Reviewed by Steven A. Leibo (International Studies, The Sage Colleges)
Published on H-Asia (February, 1999)
Vietnam: The Second Revolution
Far too much of the scholarship and writings on modern Vietnam have focused on the war itself. That is not surprising, of course, given that for many people the word "Vietnam" does not refer to a country but to a war. Nevertheless, Vietnam has moved on since the war and though developments there no longer capture the world's headlines its journey toward the end of the century has been a remarkable and ironic one. For an excellent overview of Vietnam since the "fall" or "liberation" of Saigon (depending on your perspective) readers have no farther to go than to Nicholas Nugent's 's Vietnam: the Second Revolution.
Nugent is well qualified to write the book. He has spent a quarter of a century covering Asia for the BBC and has written a well received biography of Rajiv Gandhi. Nugent's Vietnam book begins with a particularly blunt assessment of developments in Vietnam since the war. In fact, his assessment is quite startling for those most sensitive to the sacrifices and horrors of the American anti-communist war in Vietnam: "Only for the final quarter-century has Vietnam been united as one country, free of foreign domination and outwardly at peace. But for the first half of that quarter-century, unity and freedom were qualified by an intense struggle for survival: a war against poverty had superseded the previous military conflict. This is the story of how Vietnam overcame that poverty by overthrowing much for which it had previously fought."
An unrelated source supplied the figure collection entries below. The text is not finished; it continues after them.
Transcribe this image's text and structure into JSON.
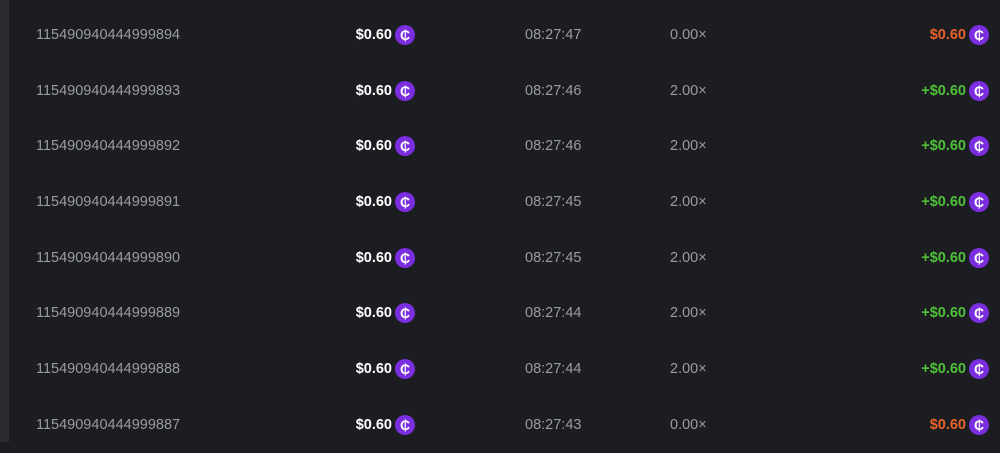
{
  "colors": {
    "loss": "#e8632a",
    "win": "#4ec13a",
    "coin": "#7b2ee0"
  },
  "coin_icon": "cent-coin-icon",
  "coin_glyph": "₵",
  "rows": [
    {
      "id": "115490940444999894",
      "bet": "$0.60",
      "time": "08:27:47",
      "multiplier": "0.00×",
      "payout": "$0.60",
      "win": false
    },
    {
      "id": "115490940444999893",
      "bet": "$0.60",
      "time": "08:27:46",
      "multiplier": "2.00×",
      "payout": "+$0.60",
      "win": true
    },
    {
      "id": "115490940444999892",
      "bet": "$0.60",
      "time": "08:27:46",
      "multiplier": "2.00×",
      "payout": "+$0.60",
      "win": true
    },
    {
      "id": "115490940444999891",
      "bet": "$0.60",
      "time": "08:27:45",
      "multiplier": "2.00×",
      "payout": "+$0.60",
      "win": true
    },
    {
      "id": "115490940444999890",
      "bet": "$0.60",
      "time": "08:27:45",
      "multiplier": "2.00×",
      "payout": "+$0.60",
      "win": true
    },
    {
      "id": "115490940444999889",
      "bet": "$0.60",
      "time": "08:27:44",
      "multiplier": "2.00×",
      "payout": "+$0.60",
      "win": true
    },
    {
      "id": "115490940444999888",
      "bet": "$0.60",
      "time": "08:27:44",
      "multiplier": "2.00×",
      "payout": "+$0.60",
      "win": true
    },
    {
      "id": "115490940444999887",
      "bet": "$0.60",
      "time": "08:27:43",
      "multiplier": "0.00×",
      "payout": "$0.60",
      "win": false
    }
  ]
}
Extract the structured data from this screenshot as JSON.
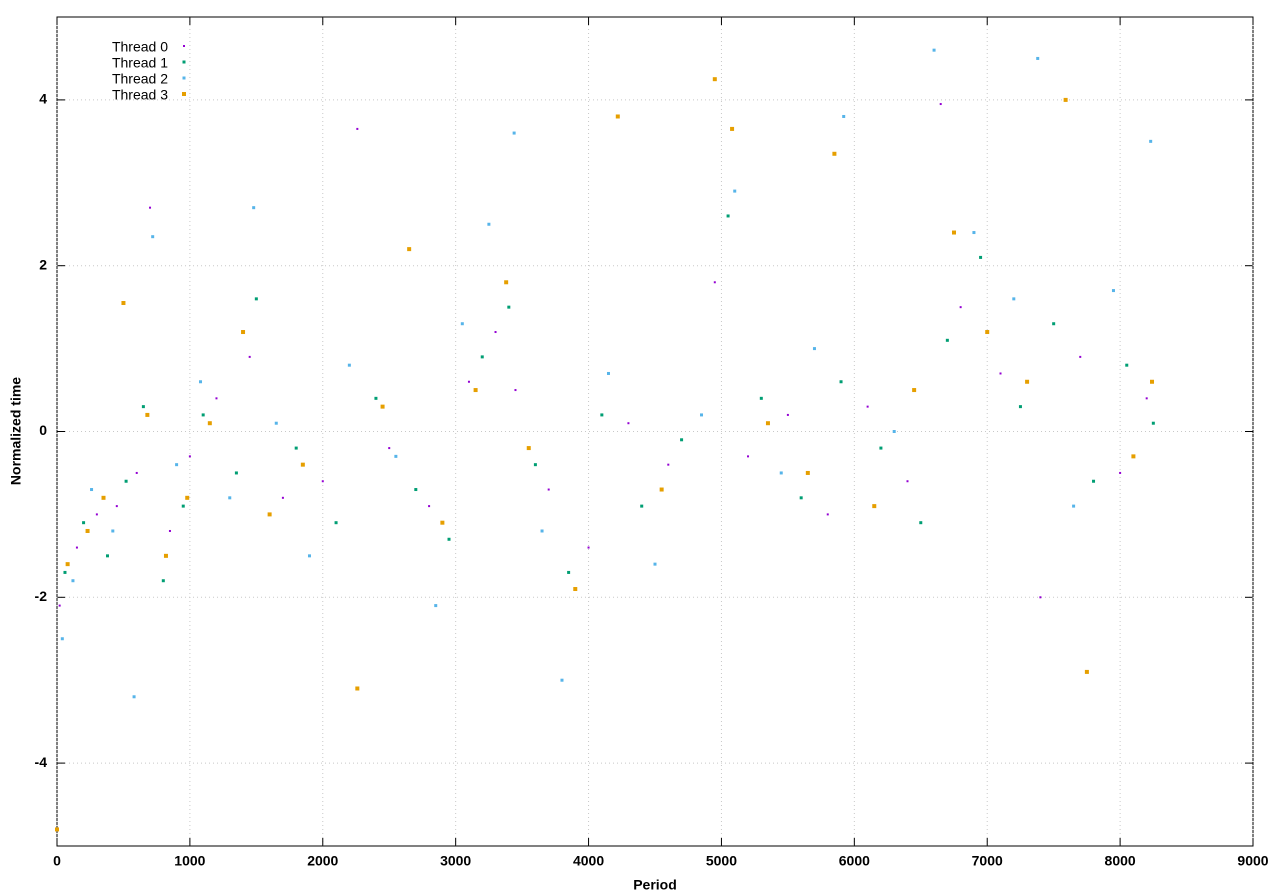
{
  "chart_data": {
    "type": "scatter",
    "xlabel": "Period",
    "ylabel": "Normalized time",
    "xlim": [
      0,
      9000
    ],
    "ylim": [
      -5,
      5
    ],
    "xticks": [
      0,
      1000,
      2000,
      3000,
      4000,
      5000,
      6000,
      7000,
      8000,
      9000
    ],
    "yticks": [
      -4,
      -2,
      0,
      2,
      4
    ],
    "grid": true,
    "legend": "top-left",
    "series": [
      {
        "name": "Thread 0",
        "color": "#9400d3",
        "x": [
          20,
          150,
          300,
          450,
          600,
          700,
          850,
          1000,
          1200,
          1450,
          1700,
          2000,
          2260,
          2500,
          2800,
          3100,
          3300,
          3450,
          3700,
          4000,
          4300,
          4600,
          4950,
          5200,
          5500,
          5800,
          6100,
          6400,
          6650,
          6800,
          7100,
          7400,
          7700,
          8000,
          8200
        ],
        "values": [
          -2.1,
          -1.4,
          -1.0,
          -0.9,
          -0.5,
          2.7,
          -1.2,
          -0.3,
          0.4,
          0.9,
          -0.8,
          -0.6,
          3.65,
          -0.2,
          -0.9,
          0.6,
          1.2,
          0.5,
          -0.7,
          -1.4,
          0.1,
          -0.4,
          1.8,
          -0.3,
          0.2,
          -1.0,
          0.3,
          -0.6,
          3.95,
          1.5,
          0.7,
          -2.0,
          0.9,
          -0.5,
          0.4
        ]
      },
      {
        "name": "Thread 1",
        "color": "#009e73",
        "x": [
          60,
          200,
          380,
          520,
          650,
          800,
          950,
          1100,
          1350,
          1500,
          1800,
          2100,
          2400,
          2700,
          2950,
          3200,
          3400,
          3600,
          3850,
          4100,
          4400,
          4700,
          5050,
          5300,
          5600,
          5900,
          6200,
          6500,
          6700,
          6950,
          7250,
          7500,
          7800,
          8050,
          8250
        ],
        "values": [
          -1.7,
          -1.1,
          -1.5,
          -0.6,
          0.3,
          -1.8,
          -0.9,
          0.2,
          -0.5,
          1.6,
          -0.2,
          -1.1,
          0.4,
          -0.7,
          -1.3,
          0.9,
          1.5,
          -0.4,
          -1.7,
          0.2,
          -0.9,
          -0.1,
          2.6,
          0.4,
          -0.8,
          0.6,
          -0.2,
          -1.1,
          1.1,
          2.1,
          0.3,
          1.3,
          -0.6,
          0.8,
          0.1
        ]
      },
      {
        "name": "Thread 2",
        "color": "#56b4e9",
        "x": [
          40,
          120,
          260,
          420,
          580,
          720,
          900,
          1080,
          1300,
          1480,
          1650,
          1900,
          2200,
          2550,
          2850,
          3050,
          3250,
          3440,
          3650,
          3800,
          4150,
          4500,
          4850,
          5100,
          5450,
          5700,
          5920,
          6300,
          6600,
          6900,
          7200,
          7380,
          7650,
          7950,
          8230
        ],
        "values": [
          -2.5,
          -1.8,
          -0.7,
          -1.2,
          -3.2,
          2.35,
          -0.4,
          0.6,
          -0.8,
          2.7,
          0.1,
          -1.5,
          0.8,
          -0.3,
          -2.1,
          1.3,
          2.5,
          3.6,
          -1.2,
          -3.0,
          0.7,
          -1.6,
          0.2,
          2.9,
          -0.5,
          1.0,
          3.8,
          0.0,
          4.6,
          2.4,
          1.6,
          4.5,
          -0.9,
          1.7,
          3.5
        ]
      },
      {
        "name": "Thread 3",
        "color": "#e69f00",
        "x": [
          0,
          80,
          230,
          350,
          500,
          680,
          820,
          980,
          1150,
          1400,
          1600,
          1850,
          2260,
          2450,
          2650,
          2900,
          3150,
          3380,
          3550,
          3900,
          4220,
          4550,
          4950,
          5080,
          5350,
          5650,
          5850,
          6150,
          6450,
          6750,
          7000,
          7300,
          7590,
          7750,
          8100,
          8240
        ],
        "values": [
          -4.8,
          -1.6,
          -1.2,
          -0.8,
          1.55,
          0.2,
          -1.5,
          -0.8,
          0.1,
          1.2,
          -1.0,
          -0.4,
          -3.1,
          0.3,
          2.2,
          -1.1,
          0.5,
          1.8,
          -0.2,
          -1.9,
          3.8,
          -0.7,
          4.25,
          3.65,
          0.1,
          -0.5,
          3.35,
          -0.9,
          0.5,
          2.4,
          1.2,
          0.6,
          4.0,
          -2.9,
          -0.3,
          0.6
        ]
      }
    ]
  }
}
Avoiding the more chronological approach favored by traditional historians, Nugent divided his book into eleven thematic chapters. The first two, "three decades of Conflict" and "Big Brothers," deal respectively with the needed historical background to Vietnam's postwar history and her relationship with the many larger powers that have so often involved themselves in Vietnam's history. After this necessary background the following chapters cover specific themes dealing with the role of "American Generals" which ironically follows "Generals" from Westmoreland to "General" Motors and "General" Mills. This chapter offers a fine overview of American Vietnamese relations from the war and subsequent economic embargo to those American tourists, Vietnam veterans and others, who have involved themselves in the country's affairs in the years since.
The chapter on Ho Chi Minh is particularly interesting as it deals not only with the on-going cult of Ho but discusses the important question of whether Ho would himself have approved of the country's decision to back away from much of its socialist tradition in favor of the more open free market activities.
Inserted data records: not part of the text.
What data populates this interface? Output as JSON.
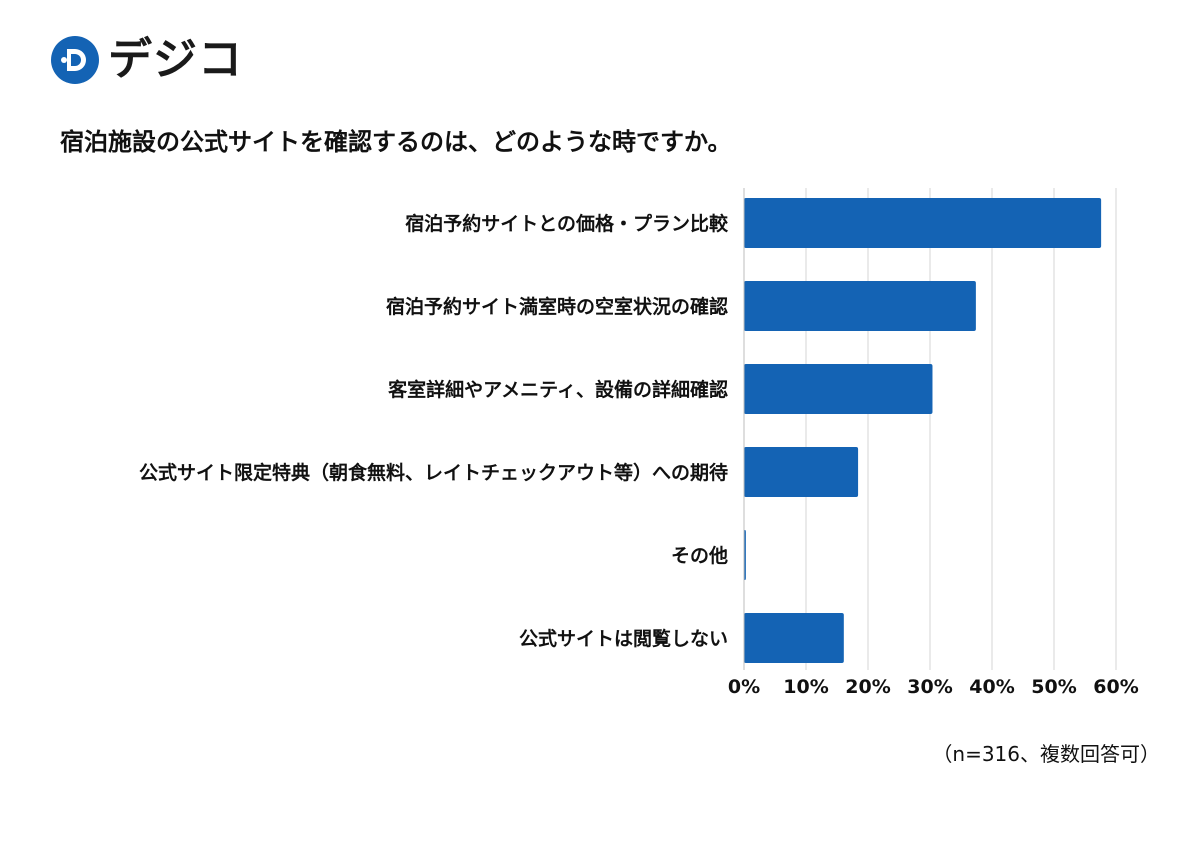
{
  "brand": {
    "name": "デジコ",
    "primary_color": "#1463b4",
    "accent_color": "#17a3c8"
  },
  "chart_data": {
    "type": "bar",
    "orientation": "horizontal",
    "title": "宿泊施設の公式サイトを確認するのは、どのような時ですか。",
    "categories": [
      "宿泊予約サイトとの価格・プラン比較",
      "宿泊予約サイト満室時の空室状況の確認",
      "客室詳細やアメニティ、設備の詳細確認",
      "公式サイト限定特典（朝食無料、レイトチェックアウト等）への期待",
      "その他",
      "公式サイトは閲覧しない"
    ],
    "values": [
      57.6,
      37.4,
      30.4,
      18.4,
      0.3,
      16.1
    ],
    "unit": "%",
    "xlim": [
      0,
      60
    ],
    "xticks": [
      "0%",
      "10%",
      "20%",
      "30%",
      "40%",
      "50%",
      "60%"
    ],
    "grid": true,
    "bar_color": "#1463b4",
    "note": "（n=316、複数回答可）"
  }
}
The most important chapter directly deals with "Doi Moi," Vietnam's version of "Perestroika." Nugent emphasizes not only the revolutionary nature of these changes but their evolution over many years. In fact, as early as 1979 decision makers allowed a retreat from agricultural collectivization. Nugent again puts it bluntly when he says that "Doi Moi represented a belated recognition by the party that collectivization of the land and state ownership of enterprise had failed Vietnam."
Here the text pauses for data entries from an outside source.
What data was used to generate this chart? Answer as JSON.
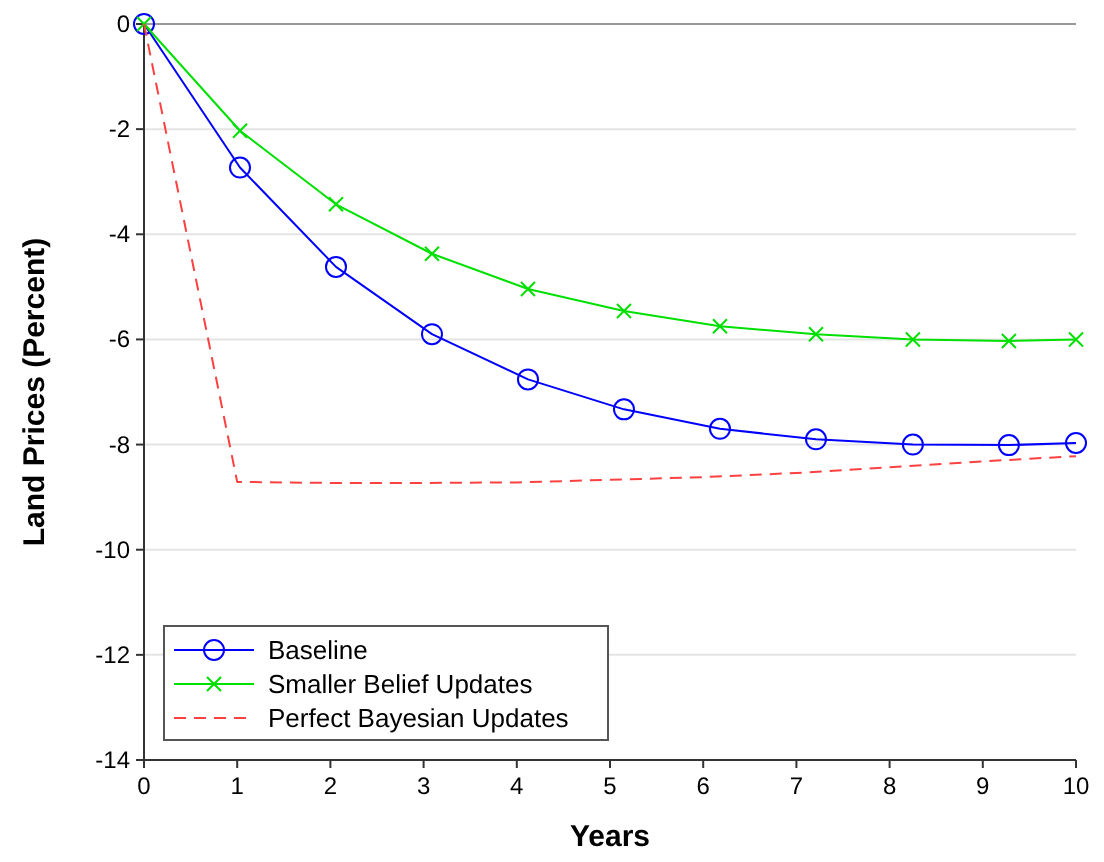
{
  "chart_data": {
    "type": "line",
    "xlabel": "Years",
    "ylabel": "Land Prices (Percent)",
    "xlim": [
      0,
      10
    ],
    "xticks": [
      0,
      1,
      2,
      3,
      4,
      5,
      6,
      7,
      8,
      9,
      10
    ],
    "ylim": [
      -14,
      0
    ],
    "yticks": [
      -14,
      -12,
      -10,
      -8,
      -6,
      -4,
      -2,
      0
    ],
    "grid": "y",
    "legend": "bottom left",
    "series": [
      {
        "name": "Baseline",
        "color": "#0000ff",
        "marker": "circle",
        "line_style": "solid",
        "x": [
          0,
          1.03,
          2.06,
          3.09,
          4.12,
          5.15,
          6.18,
          7.21,
          8.25,
          9.28,
          10
        ],
        "values": [
          0,
          -2.73,
          -4.62,
          -5.9,
          -6.76,
          -7.33,
          -7.7,
          -7.9,
          -8.0,
          -8.01,
          -7.97
        ]
      },
      {
        "name": "Smaller Belief Updates",
        "color": "#00e000",
        "marker": "cross",
        "line_style": "solid",
        "x": [
          0,
          1.03,
          2.06,
          3.09,
          4.12,
          5.15,
          6.18,
          7.21,
          8.25,
          9.28,
          10
        ],
        "values": [
          0,
          -2.03,
          -3.43,
          -4.37,
          -5.04,
          -5.46,
          -5.75,
          -5.9,
          -6.0,
          -6.03,
          -6.0
        ]
      },
      {
        "name": "Perfect Bayesian Updates",
        "color": "#ff4040",
        "marker": "none",
        "line_style": "dashed",
        "x": [
          0,
          1,
          2,
          3,
          4,
          5,
          6,
          7,
          8,
          9,
          10
        ],
        "values": [
          0,
          -8.71,
          -8.73,
          -8.73,
          -8.72,
          -8.67,
          -8.62,
          -8.54,
          -8.43,
          -8.32,
          -8.22
        ]
      }
    ]
  }
}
In the years since, as anyone who had recently visited Vietnam can attest, a plethora of private businesses has emerged, especially in the south, where experience with command economies had been so much briefer than that of their northern countrymen. Perhaps the most poignant comment Nugent makes, especially significant coming from a British employee of the BBC, is when he notes that education and health services in Vietnam are now more privatized than in Great Britain!
Amusingly, for those interested in the complicated history of Sino-Chinese relations, Nugent reports that the Vietnamese are quite proud to point out that they began their economic changes before Gorbachev began his. Less discussed or even mentioned is that so much of the Vietnamese experience resembles that of China--Vietnam's enemy for so long. The final chapters deal with important topics from the obvious differences between North and South Vietnam, the new emerging middle and wealthy classes, and the Vietnamese diaspora around the world.
That Nicholas Nugent has covered the above, and in so very readable fashion in slightly under two hundred pages, is truly impressive. Clearly Vietnam: The Second Revolution would make an excellent supplement for upper division courses on either South East Asia or Vietnam. I recommend it very strongly.